Another gripe I have is the ‘keeping up with the Jones” culture that seems to have grown around technology, and in particular mobile devices; phones, tablets and the ilk. This is not a new thing and jealousy, one of the seven deadly sins, thrives in this environment. I’ve seen how this can wreck the joy of giving and receiving gifts at Christmas time. To see a child’s eye light up as they open a longed for gift, only to see it cloud over the next day when a neighbour has something that is perceived as superior. This is heartbreaking, and it’s just wrong.
Taking the splinter from my own eye
There is hypocrisy here. I am obviously quite happy to use the fruits of another’s labour and then complain about how the product is made. It’s directly akin to bemoaning the inhumane production line by which meat is mass produced whilst at the same time eating a beef burger.
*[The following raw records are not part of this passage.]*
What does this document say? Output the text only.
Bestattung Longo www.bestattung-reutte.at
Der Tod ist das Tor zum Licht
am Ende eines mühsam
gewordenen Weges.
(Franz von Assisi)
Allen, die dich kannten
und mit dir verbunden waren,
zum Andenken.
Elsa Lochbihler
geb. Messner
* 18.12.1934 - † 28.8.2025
In terms of enjoying meat, it is possible though to side step the production line. I have had the bitter sweet experience of dispatching numerous fishes and chickens and turn them into some wonderful meals.
I haven’t the skills to go and mine the materials needed to make even a soup spoon, let alone a computer. Although, if it is possible to enjoy meat with a clean(er) conscience then it surely must be possible to live in a technologically advanced world and not feel like a ‘wet-ware’ extension to the system.
When I jump in my time machine and go back in time, maybe several hundred years, I wonder if I will see a time when the task of keeping ourselves alive was a lot closer to nature? Technology was there to make things easier. People worked and traded to put a roof over their family’s head and food on the table. May be nothing has changed, just the tools got smaller.
These days, though, we seem to be so inward looking, with the newest and shiniest devices praised and worshipped like little gods which are in need of our flattery in order to survive. This is what bothers me the most.